A tarefa de memória (reading-span) é clássica e consiste em mostrar os participantes uma série de frases e palavras para serem lembradas. O número de palavras lembradas corresponde ao “tamanho” da memória de curto-prazo. A tarefa de controle inibitório é parecida com o famoso Stroop test, onde você vê a palavra VERDE escrita de vermelho e precisa dizer o nome da cor da letra e não o que está escrito. Em outras palavras, você precisa inibir um processo para engajar em outro.

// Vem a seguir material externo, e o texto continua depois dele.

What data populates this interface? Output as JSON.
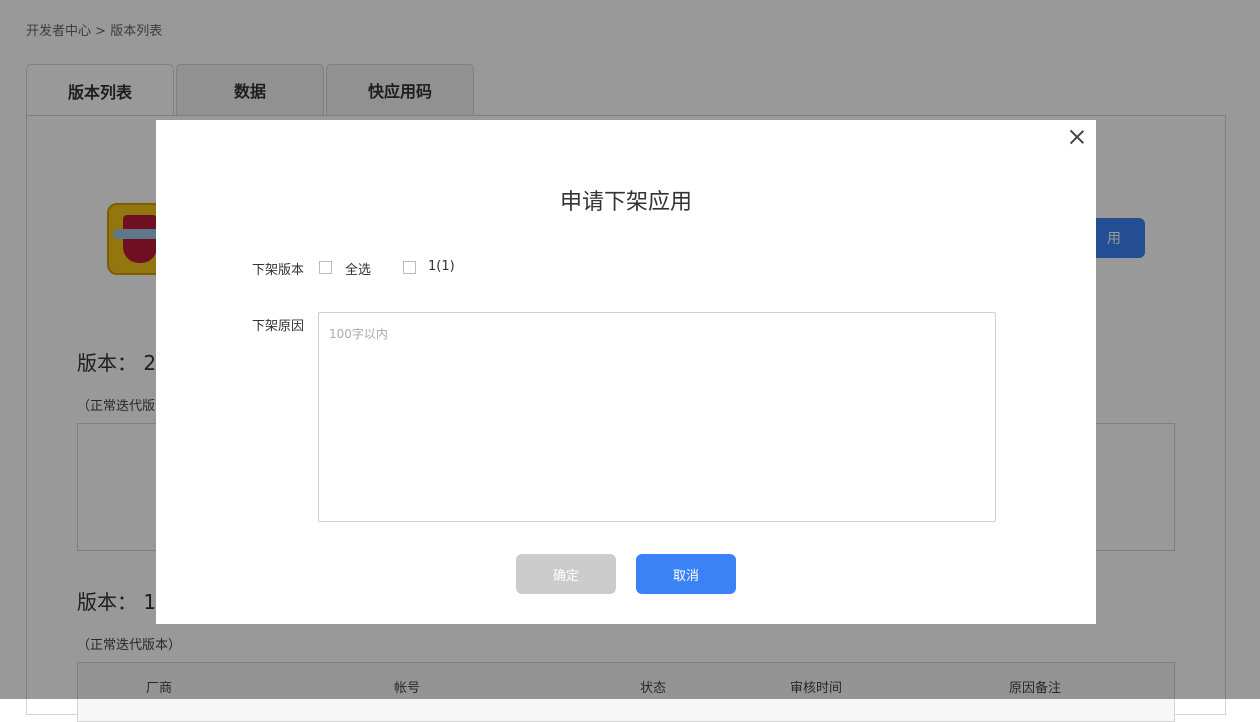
{
  "breadcrumb": {
    "home": "开发者中心",
    "sep": ">",
    "current": "版本列表"
  },
  "tabs": [
    {
      "label": "版本列表"
    },
    {
      "label": "数据"
    },
    {
      "label": "快应用码"
    }
  ],
  "background": {
    "button_label_partial": "用",
    "version_sections": [
      {
        "title": "版本： 2",
        "subtitle": "（正常迭代版"
      },
      {
        "title": "版本： 1",
        "subtitle": "（正常迭代版本）"
      }
    ],
    "table_headers": [
      "厂商",
      "帐号",
      "状态",
      "审核时间",
      "原因备注"
    ]
  },
  "modal": {
    "title": "申请下架应用",
    "version_label": "下架版本",
    "options": [
      {
        "label": "全选",
        "checked": false
      },
      {
        "label": "1(1)",
        "checked": false
      }
    ],
    "reason_label": "下架原因",
    "reason_value": "",
    "reason_placeholder": "100字以内",
    "confirm_label": "确定",
    "cancel_label": "取消"
  },
  "colors": {
    "primary": "#3b82f6",
    "disabled": "#cccccc",
    "overlay": "rgba(0,0,0,0.4)"
  }
}
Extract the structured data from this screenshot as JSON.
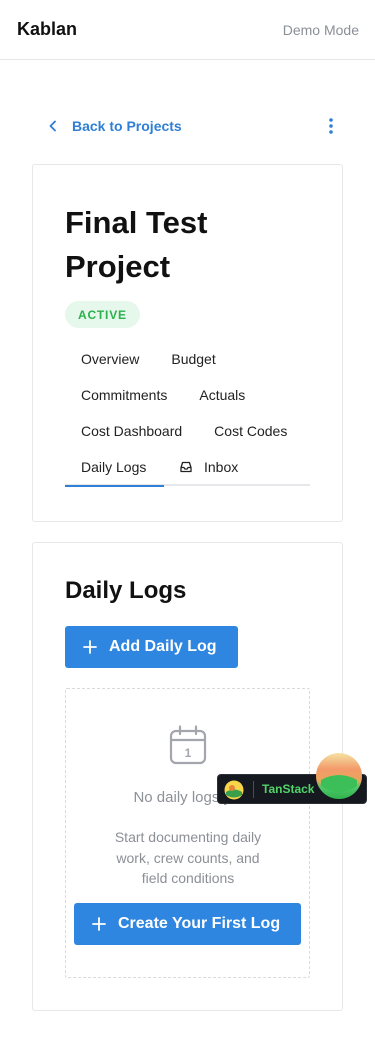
{
  "header": {
    "brand": "Kablan",
    "mode": "Demo Mode"
  },
  "nav": {
    "back_label": "Back to Projects"
  },
  "project": {
    "title": "Final Test Project",
    "status": "ACTIVE",
    "tabs_row1": [
      "Overview",
      "Budget"
    ],
    "tabs_row2": [
      "Commitments",
      "Actuals"
    ],
    "tabs_row3": [
      "Cost Dashboard",
      "Cost Codes"
    ],
    "tabs_row4": [
      "Daily Logs",
      "Inbox"
    ],
    "active_tab": "Daily Logs"
  },
  "daily_logs": {
    "title": "Daily Logs",
    "add_button": "Add Daily Log",
    "empty_title": "No daily logs yet",
    "empty_description": "Start documenting daily work, crew counts, and field conditions",
    "create_button": "Create Your First Log",
    "calendar_day": "1"
  },
  "devtools": {
    "label": "TanStack"
  },
  "colors": {
    "accent": "#2f86e0",
    "link": "#2f7fd6",
    "active_badge_bg": "#e6f7ec",
    "active_badge_text": "#2bb24c"
  },
  "icons": [
    "chevron-left-icon",
    "more-vertical-icon",
    "inbox-icon",
    "plus-icon",
    "calendar-icon",
    "tanstack-logo-icon"
  ]
}
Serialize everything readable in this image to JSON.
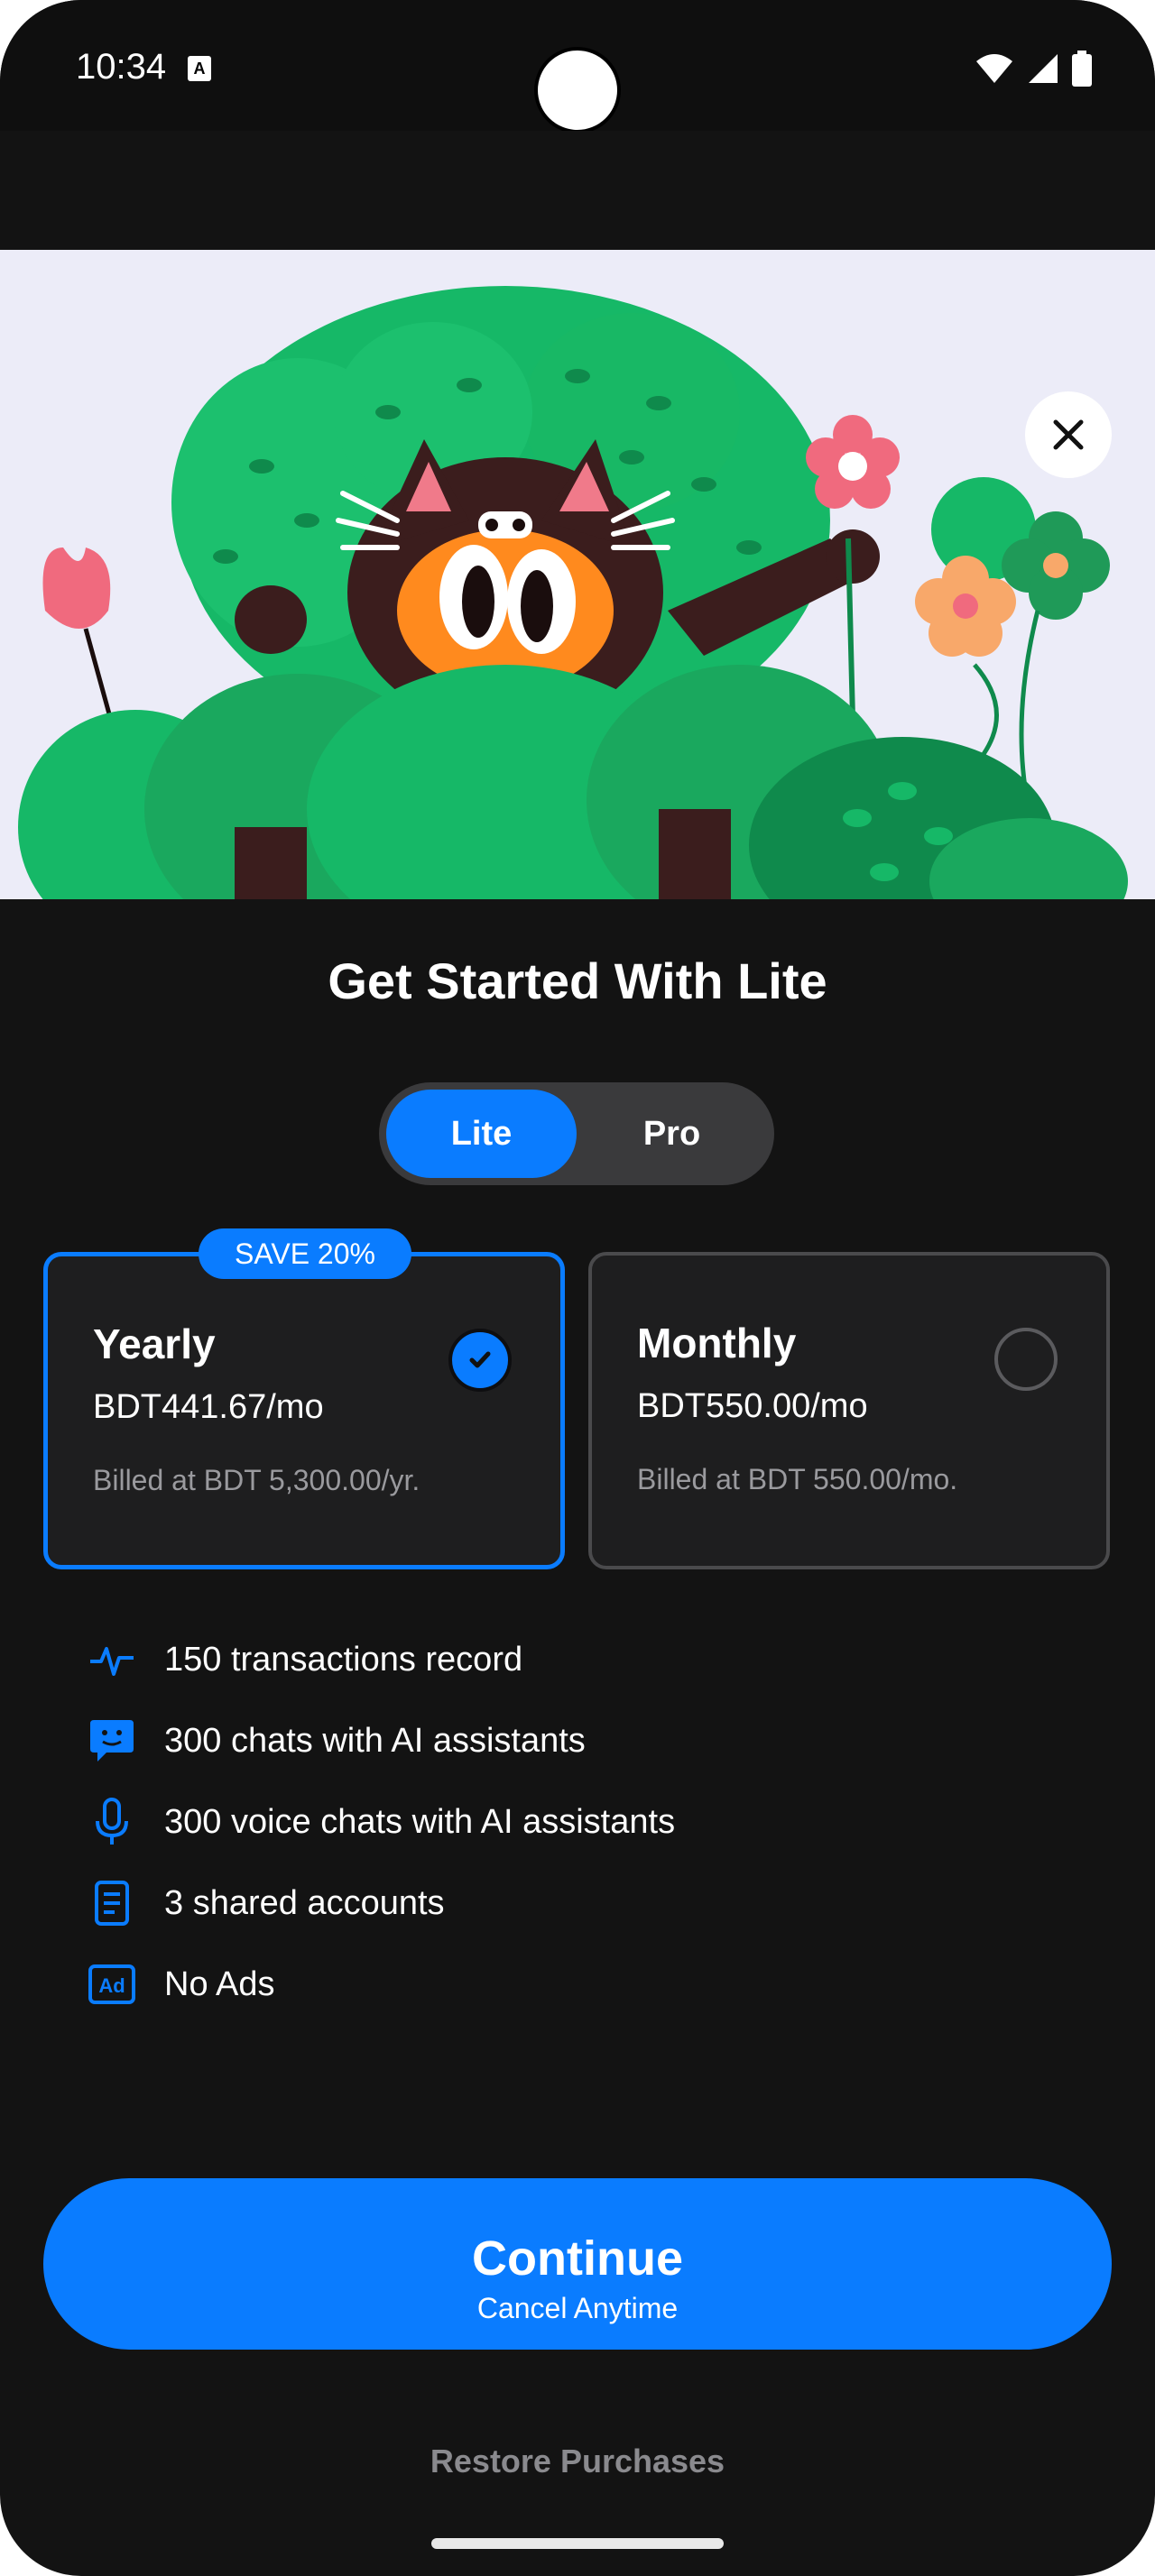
{
  "status_bar": {
    "time": "10:34",
    "badge": "A"
  },
  "hero": {
    "illustration": "cat peeking out of green bushes holding a pink flower"
  },
  "title": "Get Started With Lite",
  "plan_toggle": {
    "options": [
      "Lite",
      "Pro"
    ],
    "selected": "Lite"
  },
  "plans": {
    "yearly": {
      "badge": "SAVE 20%",
      "name": "Yearly",
      "price": "BDT441.67/mo",
      "billed": "Billed at BDT 5,300.00/yr.",
      "selected": true
    },
    "monthly": {
      "name": "Monthly",
      "price": "BDT550.00/mo",
      "billed": "Billed at BDT 550.00/mo.",
      "selected": false
    }
  },
  "features": [
    {
      "icon": "activity-icon",
      "text": "150 transactions record"
    },
    {
      "icon": "chat-bot-icon",
      "text": "300 chats with AI assistants"
    },
    {
      "icon": "microphone-icon",
      "text": "300 voice chats with AI assistants"
    },
    {
      "icon": "document-icon",
      "text": "3 shared accounts"
    },
    {
      "icon": "ad-icon",
      "text": "No Ads"
    }
  ],
  "continue_button": {
    "label": "Continue",
    "sublabel": "Cancel Anytime"
  },
  "restore_label": "Restore Purchases",
  "colors": {
    "accent": "#0a7cff",
    "background": "#131313",
    "card": "#1e1e1f"
  }
}
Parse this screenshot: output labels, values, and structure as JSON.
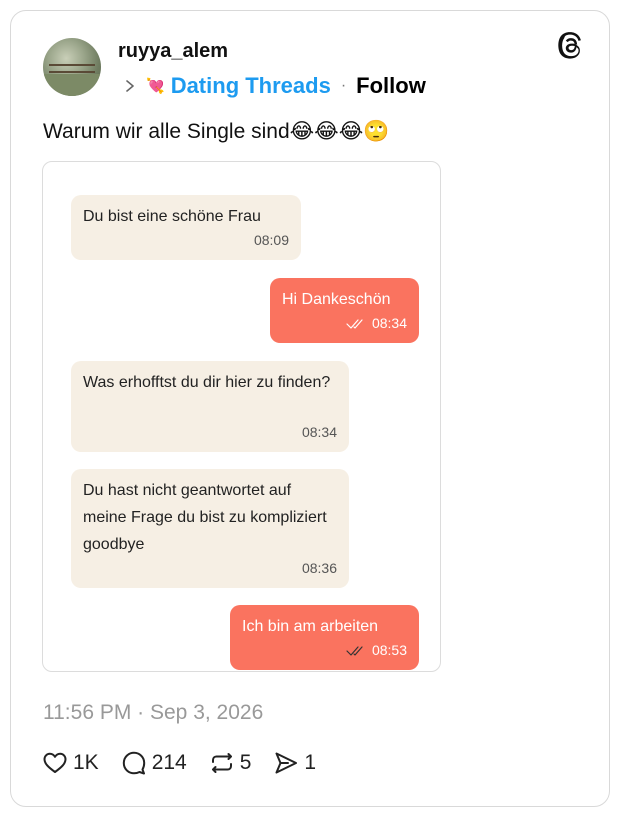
{
  "post": {
    "username": "ruyya_alem",
    "community": "Dating Threads",
    "separator": "·",
    "follow_label": "Follow",
    "heart_icon": "💘",
    "text": "Warum wir alle Single sind😂😂😂🙄",
    "timestamp": "11:56 PM · Sep 3, 2026"
  },
  "chat": {
    "messages": [
      {
        "direction": "incoming",
        "text": "Du bist eine schöne Frau",
        "time": "08:09"
      },
      {
        "direction": "outgoing",
        "text": "Hi Dankeschön",
        "time": "08:34"
      },
      {
        "direction": "incoming",
        "text": "Was erhofftst du dir hier zu finden?",
        "time": "08:34"
      },
      {
        "direction": "incoming",
        "text": "Du hast nicht geantwortet auf meine Frage du bist zu kompliziert goodbye",
        "time": "08:36"
      },
      {
        "direction": "outgoing",
        "text": "Ich bin am arbeiten",
        "time": "08:53"
      }
    ],
    "colors": {
      "incoming": "#f6efe4",
      "outgoing": "#fa735f"
    }
  },
  "actions": {
    "likes": "1K",
    "replies": "214",
    "reposts": "5",
    "shares": "1"
  },
  "colors": {
    "community": "#1d9bf0",
    "muted": "#999999"
  }
}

Os resultados do estudo mostraram que em todas as tarefas linguísticas, o acesso a L1 foi menor para o grupo que participou da imersão. Esse padrão continuou mesmo após o controle de outras variáveis, tais como proficiência e experiência linguística com a língua estrangeira anterior ao programa de imersão (vale a pena dar uma olhada no estudo original e na técnica estatística utilizada pelos autores — Multilevel Modeling). Muita gente pode pensar que esse resultado ocorreu não por que houve inibição da língua materna e sim por que houve uma maior exposição à língua estrangeira (um efeito de frequência, quase). Para controlar isso, os autores testaram uma amostra dos participantes que fizeram o programa de imersão seis meses depois que retornam aos Estados Unidos. O padrão dos resultados foi praticamente o mesmo. Se somente o contato com a língua estrangeira fosse responsável pelo padrão de resultado, esperaria-se que ao retornarem aos Estados Unidos a inibição da língua materna seria novamente dificultada.

Outros controles interessantes e outras análises foram feitas no estudo. Vale a pena dar uma olhada. Basicamente o estudo mostra que, a vantagem que um programa de imersão tem para a aquisição de uma língua estrangeira não está na simples exposição à essa língua, e sim no impacto que essa exposição tem no controle inibitório da sua língua materna. Mais uma vez, não há dúvidas de que a exposição à uma língua estrangeira traz vantagens cognitivas que nenhuma outra tarefa pode trazer.